The phenomenal consciousness conception of conscious experience constitutes the target of much research in the scientific study of consciousness. This page intends to distinguish different connotations of the term.
Meaning from phenomenology
Phenomenal consciousness in the sense of the philosophical discipline of phenomenology can arguably taken to refer to the totality of how experience reveals itself to an experiencing subject, to how the experiencing subject finds itself experiencing, to how the the world appears to him/her. In less loaded terminology, it could possibly be characterized as referring to the totality of impressions, feelings, thoughts, perceptions, etc. which an experiencing subject lives through at a particular instant of time.
Thus phenomenal consciousness refers to the way in which the world appears to us, i.e. the way in which we experience the world. This conception of phenomenal consciousness is in fact what is referred to as conscious experience in this wiki.

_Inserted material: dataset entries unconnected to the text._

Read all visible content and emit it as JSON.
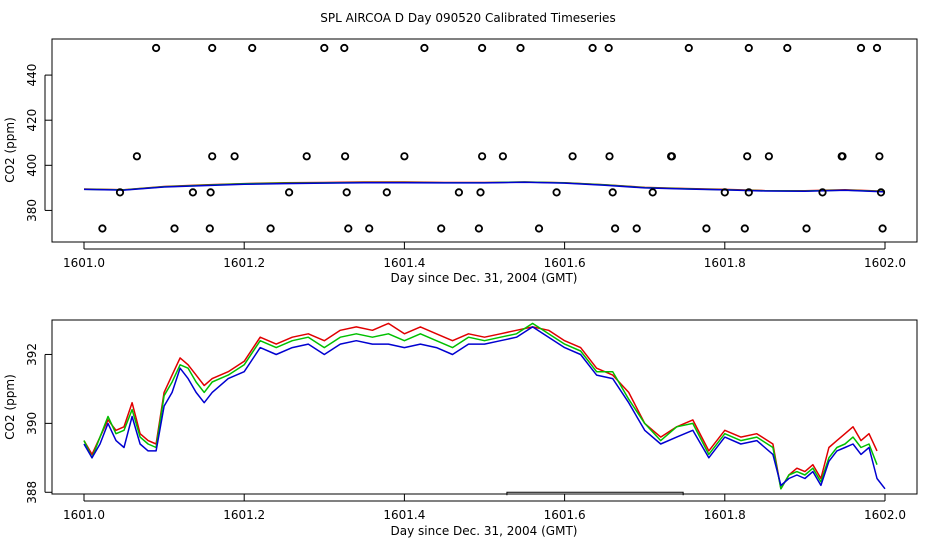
{
  "title": "SPL AIRCOA D  Day 090520  Calibrated Timeseries",
  "colors": {
    "red": "#e00000",
    "green": "#00c000",
    "blue": "#0000d0",
    "magenta": "#c000c0",
    "black": "#000000"
  },
  "chart_data": [
    {
      "type": "scatter",
      "xlabel": "Day since Dec. 31, 2004 (GMT)",
      "ylabel": "CO2 (ppm)",
      "xlim": [
        1601.0,
        1602.0
      ],
      "ylim": [
        366,
        456
      ],
      "xticks": [
        "1601.0",
        "1601.2",
        "1601.4",
        "1601.6",
        "1601.8",
        "1602.0"
      ],
      "yticks": [
        "380",
        "400",
        "420",
        "440"
      ],
      "ytick_values": [
        380,
        400,
        420,
        440
      ],
      "grid": false,
      "points": {
        "top": {
          "y": 452,
          "x": [
            1601.09,
            1601.16,
            1601.21,
            1601.3,
            1601.325,
            1601.425,
            1601.497,
            1601.545,
            1601.635,
            1601.655,
            1601.755,
            1601.83,
            1601.878,
            1601.97,
            1601.99
          ]
        },
        "mid": {
          "y": 404,
          "x": [
            1601.066,
            1601.16,
            1601.188,
            1601.278,
            1601.326,
            1601.4,
            1601.497,
            1601.523,
            1601.61,
            1601.656,
            1601.733,
            1601.734,
            1601.828,
            1601.855,
            1601.946,
            1601.947,
            1601.993
          ]
        },
        "low": {
          "y": 388,
          "x": [
            1601.045,
            1601.136,
            1601.158,
            1601.256,
            1601.328,
            1601.378,
            1601.468,
            1601.495,
            1601.59,
            1601.66,
            1601.71,
            1601.8,
            1601.83,
            1601.922,
            1601.995
          ]
        },
        "bottom": {
          "y": 372,
          "x": [
            1601.023,
            1601.113,
            1601.157,
            1601.233,
            1601.33,
            1601.356,
            1601.446,
            1601.493,
            1601.568,
            1601.663,
            1601.69,
            1601.777,
            1601.825,
            1601.902,
            1601.997
          ]
        }
      },
      "series": [
        {
          "color": "#e00000",
          "x": [
            1601.0,
            1601.05,
            1601.1,
            1601.15,
            1601.2,
            1601.25,
            1601.3,
            1601.35,
            1601.4,
            1601.45,
            1601.5,
            1601.55,
            1601.6,
            1601.65,
            1601.7,
            1601.75,
            1601.8,
            1601.85,
            1601.9,
            1601.95,
            1602.0
          ],
          "y": [
            389.5,
            389.2,
            390.6,
            391.3,
            391.9,
            392.3,
            392.4,
            392.6,
            392.6,
            392.4,
            392.4,
            392.6,
            392.3,
            391.4,
            390.2,
            389.7,
            389.3,
            388.8,
            388.7,
            389.2,
            388.5
          ]
        },
        {
          "color": "#00c000",
          "x": [
            1601.0,
            1601.05,
            1601.1,
            1601.15,
            1601.2,
            1601.25,
            1601.3,
            1601.35,
            1601.4,
            1601.45,
            1601.5,
            1601.55,
            1601.6,
            1601.65,
            1601.7,
            1601.75,
            1601.8,
            1601.85,
            1601.9,
            1601.95,
            1602.0
          ],
          "y": [
            389.4,
            389.1,
            390.5,
            391.2,
            391.8,
            392.1,
            392.2,
            392.4,
            392.4,
            392.3,
            392.3,
            392.6,
            392.2,
            391.3,
            390.1,
            389.6,
            389.2,
            388.7,
            388.6,
            389.0,
            388.4
          ]
        },
        {
          "color": "#0000d0",
          "x": [
            1601.0,
            1601.05,
            1601.1,
            1601.15,
            1601.2,
            1601.25,
            1601.3,
            1601.35,
            1601.4,
            1601.45,
            1601.5,
            1601.55,
            1601.6,
            1601.65,
            1601.7,
            1601.75,
            1601.8,
            1601.85,
            1601.9,
            1601.95,
            1602.0
          ],
          "y": [
            389.3,
            389.0,
            390.4,
            391.0,
            391.6,
            391.9,
            392.1,
            392.3,
            392.3,
            392.2,
            392.2,
            392.5,
            392.1,
            391.2,
            390.0,
            389.5,
            389.1,
            388.6,
            388.5,
            388.9,
            388.2
          ]
        }
      ]
    },
    {
      "type": "line",
      "xlabel": "Day since Dec. 31, 2004 (GMT)",
      "ylabel": "CO2 (ppm)",
      "xlim": [
        1601.0,
        1602.0
      ],
      "ylim": [
        387.95,
        393.0
      ],
      "xticks": [
        "1601.0",
        "1601.2",
        "1601.4",
        "1601.6",
        "1601.8",
        "1602.0"
      ],
      "yticks": [
        "388",
        "390",
        "392"
      ],
      "ytick_values": [
        388,
        390,
        392
      ],
      "grid": false,
      "bracket": {
        "x": [
          1601.528,
          1601.748
        ],
        "y": 388.0
      },
      "series": [
        {
          "color": "#e00000",
          "x": [
            1601.0,
            1601.01,
            1601.02,
            1601.03,
            1601.04,
            1601.05,
            1601.06,
            1601.07,
            1601.08,
            1601.09,
            1601.1,
            1601.11,
            1601.12,
            1601.13,
            1601.14,
            1601.15,
            1601.16,
            1601.18,
            1601.2,
            1601.22,
            1601.24,
            1601.26,
            1601.28,
            1601.3,
            1601.32,
            1601.34,
            1601.36,
            1601.38,
            1601.4,
            1601.42,
            1601.44,
            1601.46,
            1601.48,
            1601.5,
            1601.52,
            1601.54,
            1601.56,
            1601.58,
            1601.6,
            1601.62,
            1601.64,
            1601.66,
            1601.68,
            1601.7,
            1601.72,
            1601.74,
            1601.76,
            1601.78,
            1601.8,
            1601.82,
            1601.84,
            1601.86,
            1601.87,
            1601.88,
            1601.89,
            1601.9,
            1601.91,
            1601.92,
            1601.93,
            1601.94,
            1601.95,
            1601.96,
            1601.97,
            1601.98,
            1601.99
          ],
          "y": [
            389.5,
            389.1,
            389.6,
            390.1,
            389.8,
            389.9,
            390.6,
            389.7,
            389.5,
            389.4,
            390.9,
            391.4,
            391.9,
            391.7,
            391.4,
            391.1,
            391.3,
            391.5,
            391.8,
            392.5,
            392.3,
            392.5,
            392.6,
            392.4,
            392.7,
            392.8,
            392.7,
            392.9,
            392.6,
            392.8,
            392.6,
            392.4,
            392.6,
            392.5,
            392.6,
            392.7,
            392.8,
            392.7,
            392.4,
            392.2,
            391.6,
            391.4,
            390.9,
            390.0,
            389.6,
            389.9,
            390.1,
            389.2,
            389.8,
            389.6,
            389.7,
            389.4,
            388.1,
            388.5,
            388.7,
            388.6,
            388.8,
            388.4,
            389.3,
            389.5,
            389.7,
            389.9,
            389.5,
            389.7,
            389.2
          ]
        },
        {
          "color": "#00c000",
          "x": [
            1601.0,
            1601.01,
            1601.02,
            1601.03,
            1601.04,
            1601.05,
            1601.06,
            1601.07,
            1601.08,
            1601.09,
            1601.1,
            1601.11,
            1601.12,
            1601.13,
            1601.14,
            1601.15,
            1601.16,
            1601.18,
            1601.2,
            1601.22,
            1601.24,
            1601.26,
            1601.28,
            1601.3,
            1601.32,
            1601.34,
            1601.36,
            1601.38,
            1601.4,
            1601.42,
            1601.44,
            1601.46,
            1601.48,
            1601.5,
            1601.52,
            1601.54,
            1601.56,
            1601.58,
            1601.6,
            1601.62,
            1601.64,
            1601.66,
            1601.68,
            1601.7,
            1601.72,
            1601.74,
            1601.76,
            1601.78,
            1601.8,
            1601.82,
            1601.84,
            1601.86,
            1601.87,
            1601.88,
            1601.89,
            1601.9,
            1601.91,
            1601.92,
            1601.93,
            1601.94,
            1601.95,
            1601.96,
            1601.97,
            1601.98,
            1601.99
          ],
          "y": [
            389.5,
            389.0,
            389.6,
            390.2,
            389.7,
            389.8,
            390.4,
            389.6,
            389.4,
            389.3,
            390.8,
            391.2,
            391.7,
            391.6,
            391.2,
            390.9,
            391.2,
            391.4,
            391.7,
            392.4,
            392.2,
            392.4,
            392.5,
            392.2,
            392.5,
            392.6,
            392.5,
            392.6,
            392.4,
            392.6,
            392.4,
            392.2,
            392.5,
            392.4,
            392.5,
            392.6,
            392.9,
            392.6,
            392.3,
            392.1,
            391.5,
            391.5,
            390.7,
            390.0,
            389.5,
            389.9,
            390.0,
            389.1,
            389.7,
            389.5,
            389.6,
            389.3,
            388.1,
            388.5,
            388.6,
            388.5,
            388.7,
            388.3,
            389.0,
            389.3,
            389.4,
            389.6,
            389.3,
            389.4,
            388.8
          ]
        },
        {
          "color": "#0000d0",
          "x": [
            1601.0,
            1601.01,
            1601.02,
            1601.03,
            1601.04,
            1601.05,
            1601.06,
            1601.07,
            1601.08,
            1601.09,
            1601.1,
            1601.11,
            1601.12,
            1601.13,
            1601.14,
            1601.15,
            1601.16,
            1601.18,
            1601.2,
            1601.22,
            1601.24,
            1601.26,
            1601.28,
            1601.3,
            1601.32,
            1601.34,
            1601.36,
            1601.38,
            1601.4,
            1601.42,
            1601.44,
            1601.46,
            1601.48,
            1601.5,
            1601.52,
            1601.54,
            1601.56,
            1601.58,
            1601.6,
            1601.62,
            1601.64,
            1601.66,
            1601.68,
            1601.7,
            1601.72,
            1601.74,
            1601.76,
            1601.78,
            1601.8,
            1601.82,
            1601.84,
            1601.86,
            1601.87,
            1601.88,
            1601.89,
            1601.9,
            1601.91,
            1601.92,
            1601.93,
            1601.94,
            1601.95,
            1601.96,
            1601.97,
            1601.98,
            1601.99,
            1602.0
          ],
          "y": [
            389.4,
            389.0,
            389.4,
            390.0,
            389.5,
            389.3,
            390.2,
            389.4,
            389.2,
            389.2,
            390.5,
            390.9,
            391.6,
            391.3,
            390.9,
            390.6,
            390.9,
            391.3,
            391.5,
            392.2,
            392.0,
            392.2,
            392.3,
            392.0,
            392.3,
            392.4,
            392.3,
            392.3,
            392.2,
            392.3,
            392.2,
            392.0,
            392.3,
            392.3,
            392.4,
            392.5,
            392.8,
            392.5,
            392.2,
            392.0,
            391.4,
            391.3,
            390.6,
            389.8,
            389.4,
            389.6,
            389.8,
            389.0,
            389.6,
            389.4,
            389.5,
            389.1,
            388.2,
            388.4,
            388.5,
            388.4,
            388.6,
            388.2,
            388.9,
            389.2,
            389.3,
            389.4,
            389.1,
            389.3,
            388.4,
            388.1
          ]
        }
      ]
    }
  ]
}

The above conceptualization has to be distinguished from Chalmers' use of this term in (Chalmers, 1996), where he defines phenomenal consciousness to refer to a conception of consciousness which does not have a function or structure, where "to have a function" is to have a causal role in the production of behaviour, and where the term "structure" is used in a spatio-temporal sense. Cf. Chalmers' axiomatization.
- Chalmers, David J. The conscious mind: In search of a fundamental theory. Oxford university press, 1996.